Here’s the fourth principle:
4. Go and be reconciled.
Ask, how can I demonstrate the forgiveness of God and encourage us to move forward together? Start by asking God to give you a heart that wants to forgive them, that wants to be reconciled because sometimes you don’t, and then actually commit to going and doing that. Don’t just send an email or some long text or post. Don’t just call them on the phone. Go and be with them, unless it’s absolutely impossible to do that. Make it a point to sit down with that person and when you do, own whatever is yours and be specific about it, don't make excuses. Confess what you need to confess. Be humble. Ask for forgiveness for any of your attitudes or your actions and when it’s your opportunity to forgive, really do that.
To really forgive means that you’re not going to keep dwelling on it. It means that you’re not going to keep bringing it back up to use against that person. It means that you’re not going to be talking about it to other people. And it means that you’re not to allow that incident to stand between you and your relationship with that person. To be reconciled as to be restored. It is to come back together. It means that once we were divided and separate and against and now we are unified and together and for each other. It doesn’t mean that trust doesn’t still need to be built, it means that we’re moving in its direction. That’s the heart of God. That is the heart of God towards us to be reconciled with us and for us to experience reconciliation, one to another.
Blessed, Jesus says, are the peacemakers. Blessed are those who have been reconciled to God and who continue in Jesus’ ministry of reconciling mankind to God and us to each other, making peace.
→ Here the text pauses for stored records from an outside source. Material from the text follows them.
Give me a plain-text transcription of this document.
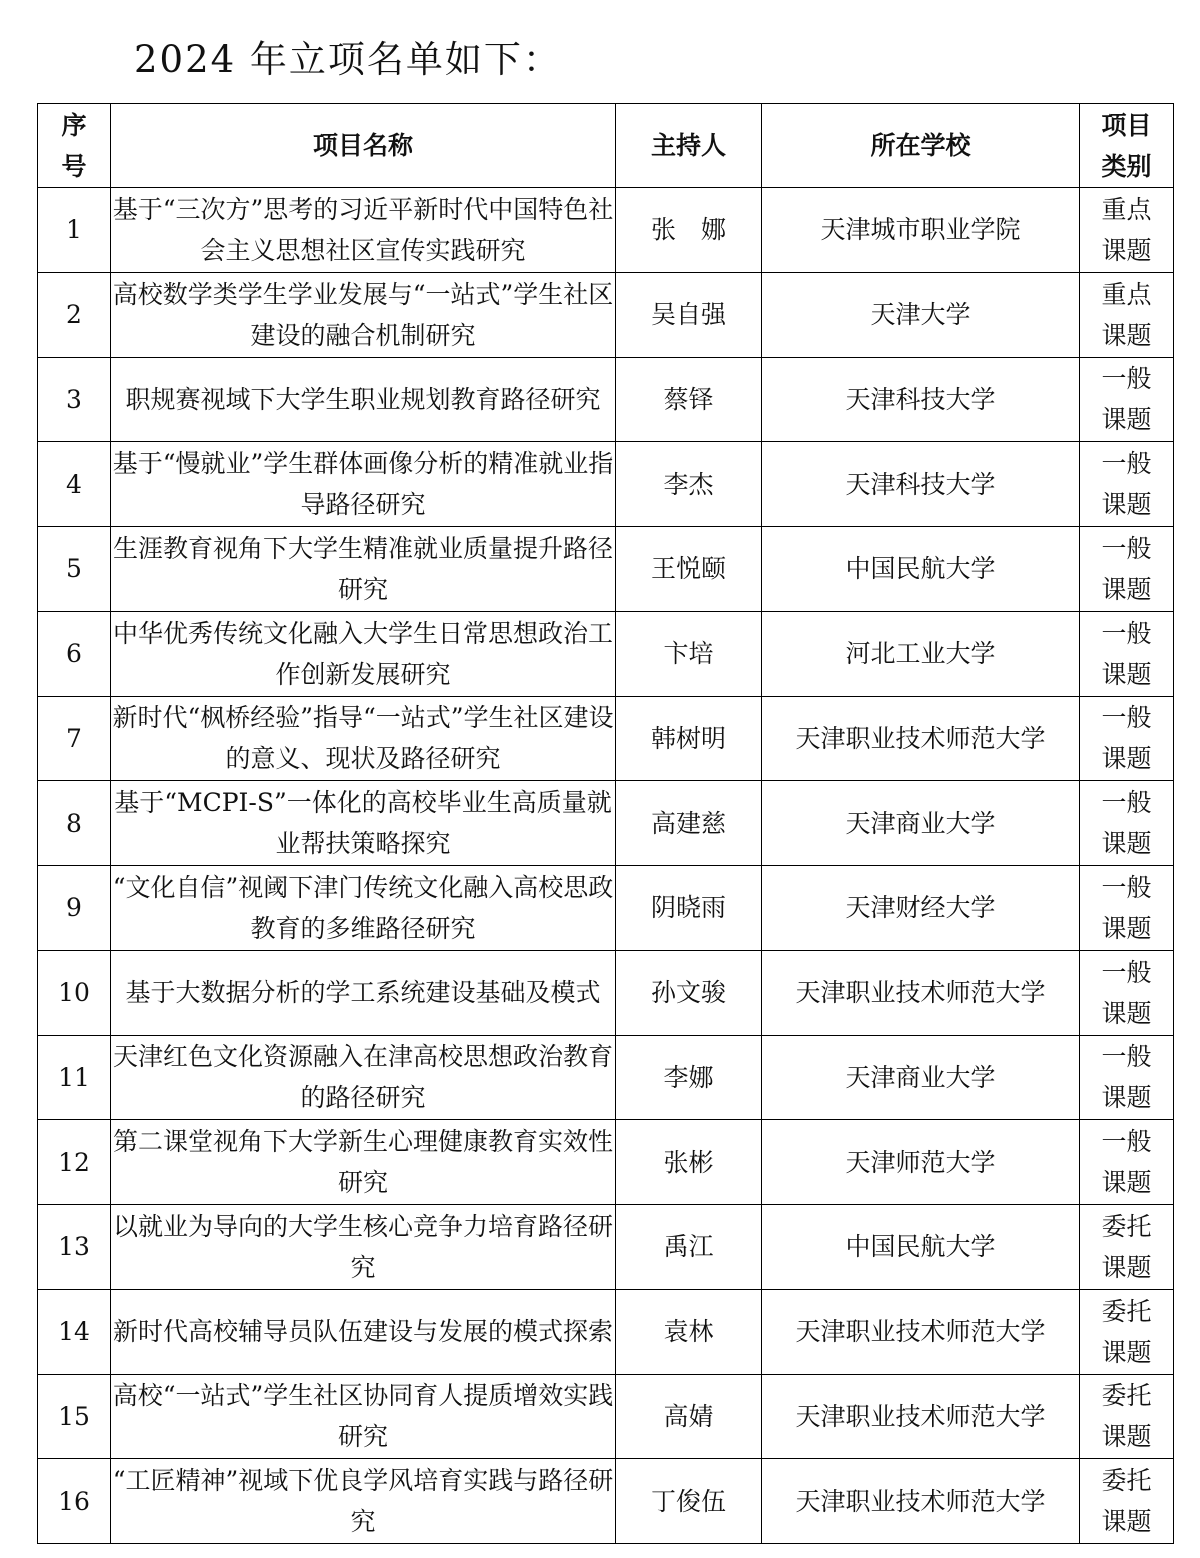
2024 年立项名单如下：
序
号	项目名称	主持人	所在学校	项目
类别

1	基于“三次方”思考的习近平新时代中国特色社会主义思想社区宣传实践研究	张　娜	天津城市职业学院	重点
课题

2	高校数学类学生学业发展与“一站式”学生社区建设的融合机制研究	吴自强	天津大学	重点
课题

3	职规赛视域下大学生职业规划教育路径研究	蔡铎	天津科技大学	一般
课题

4	基于“慢就业”学生群体画像分析的精准就业指导路径研究	李杰	天津科技大学	一般
课题

5	生涯教育视角下大学生精准就业质量提升路径研究	王悦颐	中国民航大学	一般
课题

6	中华优秀传统文化融入大学生日常思想政治工作创新发展研究	卞培	河北工业大学	一般
课题

7	新时代“枫桥经验”指导“一站式”学生社区建设的意义、现状及路径研究	韩树明	天津职业技术师范大学	一般
课题

8	基于“MCPI-S”一体化的高校毕业生高质量就业帮扶策略探究	高建慈	天津商业大学	一般
课题

9	“文化自信”视阈下津门传统文化融入高校思政教育的多维路径研究	阴晓雨	天津财经大学	一般
课题

10	基于大数据分析的学工系统建设基础及模式	孙文骏	天津职业技术师范大学	一般
课题

11	天津红色文化资源融入在津高校思想政治教育的路径研究	李娜	天津商业大学	一般
课题

12	第二课堂视角下大学新生心理健康教育实效性研究	张彬	天津师范大学	一般
课题

13	以就业为导向的大学生核心竞争力培育路径研究	禹江	中国民航大学	委托
课题

14	新时代高校辅导员队伍建设与发展的模式探索	袁林	天津职业技术师范大学	委托
课题

15	高校“一站式”学生社区协同育人提质增效实践研究	高婧	天津职业技术师范大学	委托
课题

16	“工匠精神”视域下优良学风培育实践与路径研究	丁俊伍	天津职业技术师范大学	委托
课题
Blessed are the peacemakers, for they will be called the children of God.
I want to just wrap up and leave you today with a few questions in closing; something for you to consider, think about, journal, talk about in your home or talk about with your house church. Three questions. Here they are, really simply.
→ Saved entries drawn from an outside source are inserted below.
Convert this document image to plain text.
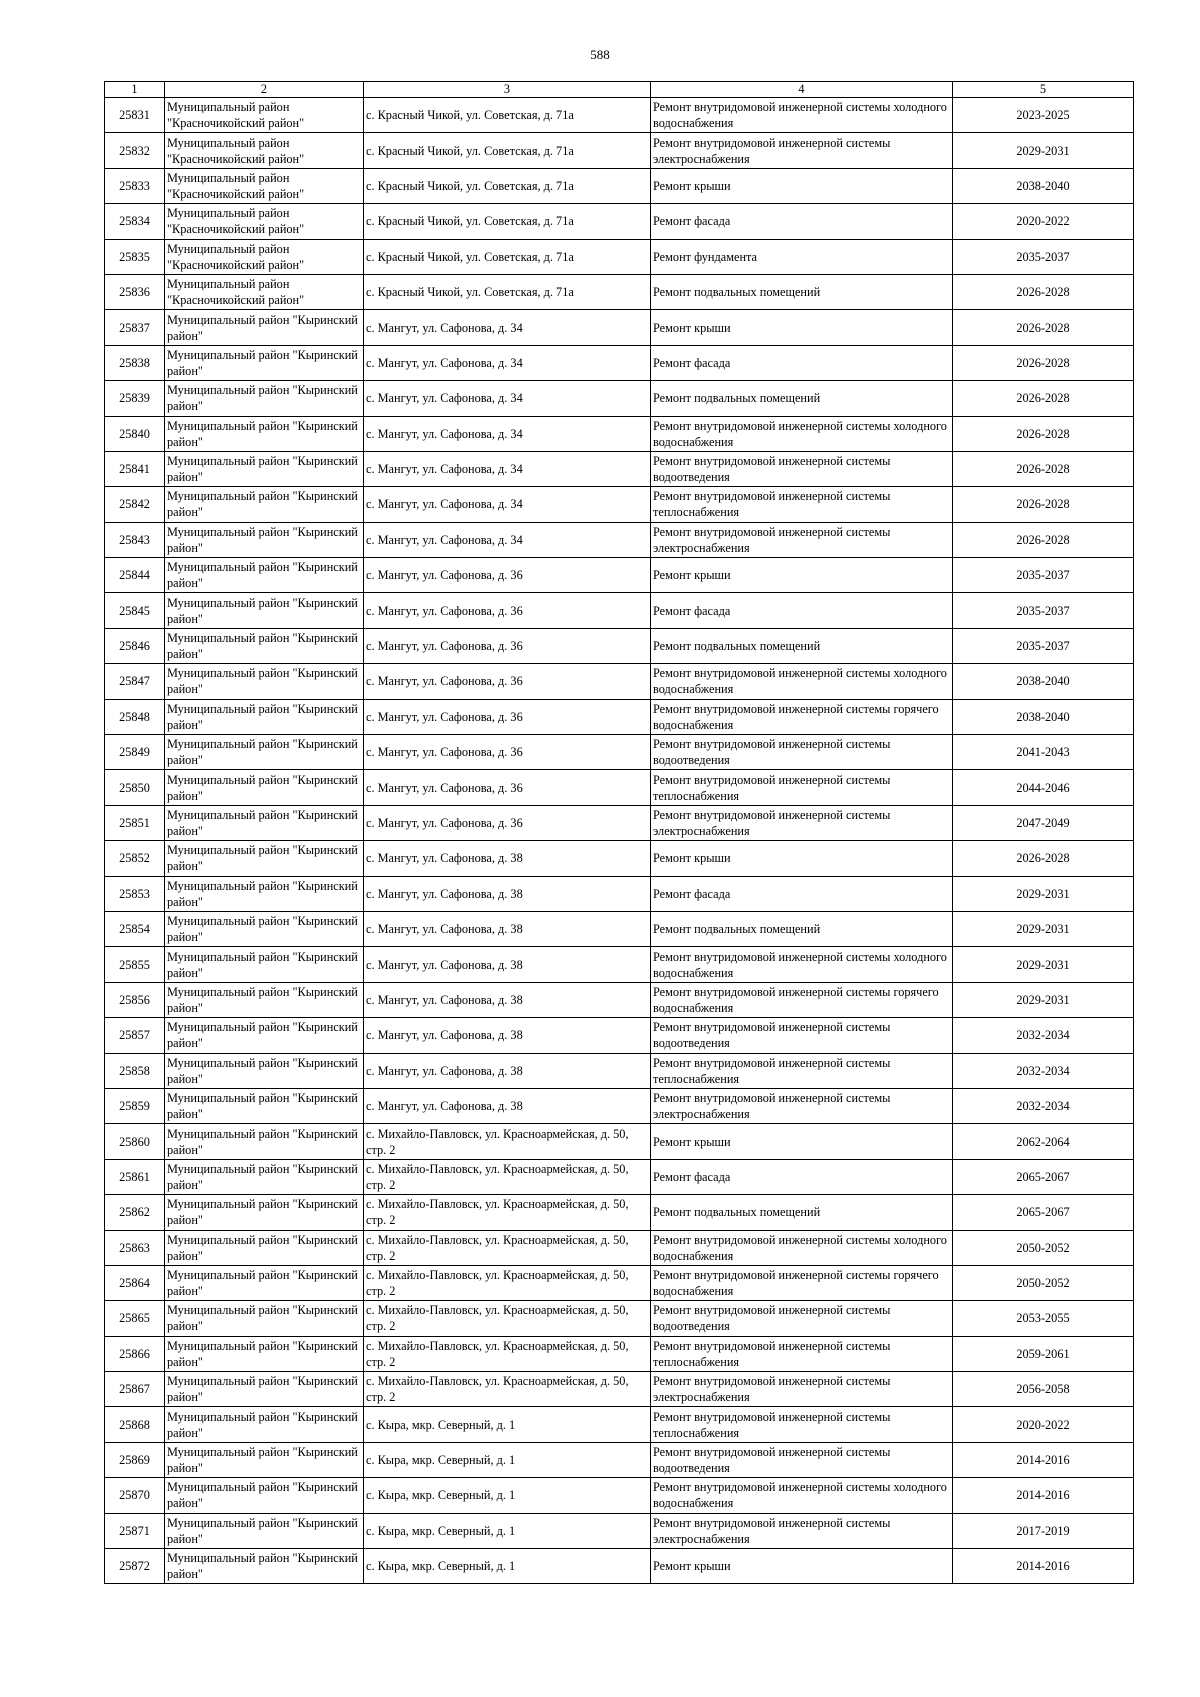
588
1	2	3	4	5
25831	Муниципальный район "Красночикойский район"	с. Красный Чикой, ул. Советская, д. 71а	Ремонт внутридомовой инженерной системы холодного водоснабжения	2023-2025
25832	Муниципальный район "Красночикойский район"	с. Красный Чикой, ул. Советская, д. 71а	Ремонт внутридомовой инженерной системы электроснабжения	2029-2031
25833	Муниципальный район "Красночикойский район"	с. Красный Чикой, ул. Советская, д. 71а	Ремонт крыши	2038-2040
25834	Муниципальный район "Красночикойский район"	с. Красный Чикой, ул. Советская, д. 71а	Ремонт фасада	2020-2022
25835	Муниципальный район "Красночикойский район"	с. Красный Чикой, ул. Советская, д. 71а	Ремонт фундамента	2035-2037
25836	Муниципальный район "Красночикойский район"	с. Красный Чикой, ул. Советская, д. 71а	Ремонт подвальных помещений	2026-2028
25837	Муниципальный район "Кыринский район"	с. Мангут, ул. Сафонова, д. 34	Ремонт крыши	2026-2028
25838	Муниципальный район "Кыринский район"	с. Мангут, ул. Сафонова, д. 34	Ремонт фасада	2026-2028
25839	Муниципальный район "Кыринский район"	с. Мангут, ул. Сафонова, д. 34	Ремонт подвальных помещений	2026-2028
25840	Муниципальный район "Кыринский район"	с. Мангут, ул. Сафонова, д. 34	Ремонт внутридомовой инженерной системы холодного водоснабжения	2026-2028
25841	Муниципальный район "Кыринский район"	с. Мангут, ул. Сафонова, д. 34	Ремонт внутридомовой инженерной системы водоотведения	2026-2028
25842	Муниципальный район "Кыринский район"	с. Мангут, ул. Сафонова, д. 34	Ремонт внутридомовой инженерной системы теплоснабжения	2026-2028
25843	Муниципальный район "Кыринский район"	с. Мангут, ул. Сафонова, д. 34	Ремонт внутридомовой инженерной системы электроснабжения	2026-2028
25844	Муниципальный район "Кыринский район"	с. Мангут, ул. Сафонова, д. 36	Ремонт крыши	2035-2037
25845	Муниципальный район "Кыринский район"	с. Мангут, ул. Сафонова, д. 36	Ремонт фасада	2035-2037
25846	Муниципальный район "Кыринский район"	с. Мангут, ул. Сафонова, д. 36	Ремонт подвальных помещений	2035-2037
25847	Муниципальный район "Кыринский район"	с. Мангут, ул. Сафонова, д. 36	Ремонт внутридомовой инженерной системы холодного водоснабжения	2038-2040
25848	Муниципальный район "Кыринский район"	с. Мангут, ул. Сафонова, д. 36	Ремонт внутридомовой инженерной системы горячего водоснабжения	2038-2040
25849	Муниципальный район "Кыринский район"	с. Мангут, ул. Сафонова, д. 36	Ремонт внутридомовой инженерной системы водоотведения	2041-2043
25850	Муниципальный район "Кыринский район"	с. Мангут, ул. Сафонова, д. 36	Ремонт внутридомовой инженерной системы теплоснабжения	2044-2046
25851	Муниципальный район "Кыринский район"	с. Мангут, ул. Сафонова, д. 36	Ремонт внутридомовой инженерной системы электроснабжения	2047-2049
25852	Муниципальный район "Кыринский район"	с. Мангут, ул. Сафонова, д. 38	Ремонт крыши	2026-2028
25853	Муниципальный район "Кыринский район"	с. Мангут, ул. Сафонова, д. 38	Ремонт фасада	2029-2031
25854	Муниципальный район "Кыринский район"	с. Мангут, ул. Сафонова, д. 38	Ремонт подвальных помещений	2029-2031
25855	Муниципальный район "Кыринский район"	с. Мангут, ул. Сафонова, д. 38	Ремонт внутридомовой инженерной системы холодного водоснабжения	2029-2031
25856	Муниципальный район "Кыринский район"	с. Мангут, ул. Сафонова, д. 38	Ремонт внутридомовой инженерной системы горячего водоснабжения	2029-2031
25857	Муниципальный район "Кыринский район"	с. Мангут, ул. Сафонова, д. 38	Ремонт внутридомовой инженерной системы водоотведения	2032-2034
25858	Муниципальный район "Кыринский район"	с. Мангут, ул. Сафонова, д. 38	Ремонт внутридомовой инженерной системы теплоснабжения	2032-2034
25859	Муниципальный район "Кыринский район"	с. Мангут, ул. Сафонова, д. 38	Ремонт внутридомовой инженерной системы электроснабжения	2032-2034
25860	Муниципальный район "Кыринский район"	с. Михайло-Павловск, ул. Красноармейская, д. 50, стр. 2	Ремонт крыши	2062-2064
25861	Муниципальный район "Кыринский район"	с. Михайло-Павловск, ул. Красноармейская, д. 50, стр. 2	Ремонт фасада	2065-2067
25862	Муниципальный район "Кыринский район"	с. Михайло-Павловск, ул. Красноармейская, д. 50, стр. 2	Ремонт подвальных помещений	2065-2067
25863	Муниципальный район "Кыринский район"	с. Михайло-Павловск, ул. Красноармейская, д. 50, стр. 2	Ремонт внутридомовой инженерной системы холодного водоснабжения	2050-2052
25864	Муниципальный район "Кыринский район"	с. Михайло-Павловск, ул. Красноармейская, д. 50, стр. 2	Ремонт внутридомовой инженерной системы горячего водоснабжения	2050-2052
25865	Муниципальный район "Кыринский район"	с. Михайло-Павловск, ул. Красноармейская, д. 50, стр. 2	Ремонт внутридомовой инженерной системы водоотведения	2053-2055
25866	Муниципальный район "Кыринский район"	с. Михайло-Павловск, ул. Красноармейская, д. 50, стр. 2	Ремонт внутридомовой инженерной системы теплоснабжения	2059-2061
25867	Муниципальный район "Кыринский район"	с. Михайло-Павловск, ул. Красноармейская, д. 50, стр. 2	Ремонт внутридомовой инженерной системы электроснабжения	2056-2058
25868	Муниципальный район "Кыринский район"	с. Кыра, мкр. Северный, д. 1	Ремонт внутридомовой инженерной системы теплоснабжения	2020-2022
25869	Муниципальный район "Кыринский район"	с. Кыра, мкр. Северный, д. 1	Ремонт внутридомовой инженерной системы водоотведения	2014-2016
25870	Муниципальный район "Кыринский район"	с. Кыра, мкр. Северный, д. 1	Ремонт внутридомовой инженерной системы холодного водоснабжения	2014-2016
25871	Муниципальный район "Кыринский район"	с. Кыра, мкр. Северный, д. 1	Ремонт внутридомовой инженерной системы электроснабжения	2017-2019
25872	Муниципальный район "Кыринский район"	с. Кыра, мкр. Северный, д. 1	Ремонт крыши	2014-2016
Number one. What is your biggest takeaway from this message today? What is the one thing that just resonated in your heart, that just stood out to you, that you would say, I know that’s for me?
Here’s the second question. How is it that you tend to deal with conflict? Do you avoid, do you tend to ignore runaway? Are you aggressive or are you more of a peacemaker or a peacekeeper? And why do you think that is?
Here’s the third and final question. In what ways might God be inviting you to grow as a peacemaker? What are some active steps that you could take this week? And in that consider, are there people that are in your life, are there situations, conflicts in your life right now that God just might be inviting you into to be a peacemaker in?
I’m going to just pray for us and then you have the opportunity to either reflect on these questions or just give it a minute or so and we’ll have a closing song together.
Let’s pray.
Father, thank you for your word. Thank you for this time. God, thank you that you are a peacemaking God, that you did the work, God to reconcile us to yourself, that you came for us. God, I pray that for every single person watching right now, for everyone who will, God, that they would know and experience peace with you. God, that they would know your love and your grace and your truth and God, that you would grant to all repentance, Lord, that all would turn from sin and put their hope and their trust in you. God, thanks for loving us that much to come for us. God, I pray also that God, we would be a peacemaking people. God, that we would reflect you in the ways that God, that we share the good news of Jesus with the people around us, God, and the ways that we enter into conflict and hurt and offense, Lord, to seek peace and to bring about reconciliation and restoration. Lord, would you do that work in our hearts, make us more like you? And God would you just bring to mind if there’s anyone or any situation, Lord, that you would have us step into to bring peace? God, thanks again for your word. Lord, I pray that it would just be a seed planted in hearts that produces good fruit in us and through us. In Jesus’ name. Amen.